Le rapport insiste sur un point très important: celui de la représentation de la violence dans la pornographie, décrite comme prostitution filmée. La violence omniprésente dans les vidéos pornographiques n’est pas simulée, elle est réellement subie par les femmes filmées. Une étude réalisée en 2010 a montré que sur les vidéos les plus regardées 88,2% présentent des agressions physiques. Cela n’est pas sans conséquence sur la sexualité en général. On remarque que les gros consommateurs de pornographie sont également consommateurs de prostitution et qu’un lien peut être établi entre prostitution, pornographie et violences sexuelles.

Les acheteurs d’actes sexuels sont les principaux auteurs de violences, et avec eux les proxénètes et trafiquants d’êtres humains. Ils sont non seulement auteurs de violences à leur échelle individuelle, mais également responsables de la violence systémique exercée à l’encontre des femmes à cause de l’image réifiée que la prostitution et la pornographie dresse des femmes en général.

 

Cliquez ici pour lire le rapport de la Rapporteuse spéciale !

Parlement européen, « Résolution P9_TA(2023)0328″, 14 septembre 2023.

 

EUROPE

Anniversaire de la Convention d’Istanbul. 

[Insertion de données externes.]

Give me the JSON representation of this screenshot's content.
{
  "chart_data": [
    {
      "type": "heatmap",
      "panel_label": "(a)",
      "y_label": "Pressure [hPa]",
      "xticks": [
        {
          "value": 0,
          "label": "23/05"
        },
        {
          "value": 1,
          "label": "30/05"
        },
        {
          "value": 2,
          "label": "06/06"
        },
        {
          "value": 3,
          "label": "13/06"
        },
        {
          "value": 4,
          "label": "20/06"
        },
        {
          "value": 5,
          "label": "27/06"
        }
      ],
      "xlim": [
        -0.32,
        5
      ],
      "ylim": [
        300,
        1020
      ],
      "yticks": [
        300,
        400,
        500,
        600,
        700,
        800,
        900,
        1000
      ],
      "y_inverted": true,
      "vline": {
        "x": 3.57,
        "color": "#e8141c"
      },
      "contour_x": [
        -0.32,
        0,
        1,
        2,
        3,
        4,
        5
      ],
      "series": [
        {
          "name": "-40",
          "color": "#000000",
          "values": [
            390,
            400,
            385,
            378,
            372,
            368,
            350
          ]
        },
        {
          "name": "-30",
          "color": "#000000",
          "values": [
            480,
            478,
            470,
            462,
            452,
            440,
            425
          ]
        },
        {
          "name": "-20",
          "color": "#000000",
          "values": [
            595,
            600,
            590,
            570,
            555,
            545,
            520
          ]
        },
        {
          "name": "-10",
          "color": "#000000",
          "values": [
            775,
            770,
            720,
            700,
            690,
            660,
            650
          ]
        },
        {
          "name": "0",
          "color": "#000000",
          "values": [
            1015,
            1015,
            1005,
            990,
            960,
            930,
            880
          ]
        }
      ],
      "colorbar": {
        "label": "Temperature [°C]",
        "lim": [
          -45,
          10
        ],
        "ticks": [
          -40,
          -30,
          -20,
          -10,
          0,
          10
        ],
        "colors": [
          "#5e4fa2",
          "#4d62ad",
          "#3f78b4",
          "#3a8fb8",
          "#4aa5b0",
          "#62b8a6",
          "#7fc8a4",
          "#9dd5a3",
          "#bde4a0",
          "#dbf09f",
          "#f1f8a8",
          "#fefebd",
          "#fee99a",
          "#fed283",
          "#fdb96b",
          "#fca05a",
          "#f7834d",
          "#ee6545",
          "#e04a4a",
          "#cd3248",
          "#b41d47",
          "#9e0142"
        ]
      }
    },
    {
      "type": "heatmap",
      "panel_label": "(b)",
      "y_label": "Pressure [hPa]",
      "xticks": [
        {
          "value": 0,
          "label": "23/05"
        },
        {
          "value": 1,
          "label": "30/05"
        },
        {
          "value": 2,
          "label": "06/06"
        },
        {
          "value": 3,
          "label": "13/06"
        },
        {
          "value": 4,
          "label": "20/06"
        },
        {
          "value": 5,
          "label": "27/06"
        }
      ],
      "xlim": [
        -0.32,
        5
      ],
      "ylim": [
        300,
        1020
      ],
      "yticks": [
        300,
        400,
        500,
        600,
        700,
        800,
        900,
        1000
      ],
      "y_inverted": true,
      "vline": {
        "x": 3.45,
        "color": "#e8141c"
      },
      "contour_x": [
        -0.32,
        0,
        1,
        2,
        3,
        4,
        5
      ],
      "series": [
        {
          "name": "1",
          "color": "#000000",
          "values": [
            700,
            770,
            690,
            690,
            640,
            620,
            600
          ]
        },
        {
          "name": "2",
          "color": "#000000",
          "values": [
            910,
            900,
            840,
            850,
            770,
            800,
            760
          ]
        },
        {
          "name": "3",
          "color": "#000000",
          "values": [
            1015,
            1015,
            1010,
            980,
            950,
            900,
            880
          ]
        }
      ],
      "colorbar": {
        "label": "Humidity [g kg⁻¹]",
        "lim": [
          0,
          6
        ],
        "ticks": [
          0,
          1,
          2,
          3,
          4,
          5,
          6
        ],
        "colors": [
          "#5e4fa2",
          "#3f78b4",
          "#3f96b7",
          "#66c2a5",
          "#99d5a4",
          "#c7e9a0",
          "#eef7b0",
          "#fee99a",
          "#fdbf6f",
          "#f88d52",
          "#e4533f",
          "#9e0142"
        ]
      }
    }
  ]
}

Le 22 avril nous avons fêté l’anniversaire de la ratification de la Convention d’Istanbul par l’Andorre qui entraîne l’entrée en vigueur de celle-ci en Europe le 1er août 2014. Nous fêterons donc bientôt les 10 ans de la Convention d’Istanbul, le premier traité international ambitieux de défense des droits des femmes et de lutte contre les violences faites aux femmes. L’occasion pour nous de faire une analyse de l’évolution des droits des femmes en France et de la mise en place des dispositions de lutte prévues par la Convention

La Convention d’Istanbul est un traité du Conseil de l’Europe sur la prévention et la lutte contre la violence contre les femmes et la violence domestique. Elle est signée par 45 pays et par l’Union européenne, et elle est un véritable outil de lutte contre les violences puisque les Etats signataires sont juridiquement engagés à mettre en place les dispositions qu’elle prévoit. Et, pour vérifier la bonne application de ces recommandations, la Convention prévoit la création d’un groupe d’experts, appelé le GREVIO, chargé de veiller à la bonne mise en œuvre de la Convention. 

En janvier 2023, la France a répondu au questionnaire du GREVIO visant à rendre compte de toutes les mesures mises en place pour aller dans le sens de la Convention. En juin 2023, le GREVIO a en conséquence produit cinq nouvelles recommandations adressées au gouvernement pour lutter plus efficacement contre les violences faites aux femmes. Premièrement, il demande de multiplier les soutiens et la protection accordée aux femmes victimes de violences. En effet, les femmes sont insuffisamment protégées, notamment par les services de police, malgré le danger auquel elles sont exposées. Deuxièmement, il demande au gouvernement de garantir des sources de financement “stables et pérennes” aux associations spécialisées en matière de prévention et de lutte contre les violences. En effet, les femmes victimes de violences sont prises en charge et épaulées par les associations qui pourtant fonctionnent avec très peu de moyens financiers. Il est essentiel pour garantir un meilleur suivi aux femmes victimes de violences de soutenir financièrement le secteur associatif.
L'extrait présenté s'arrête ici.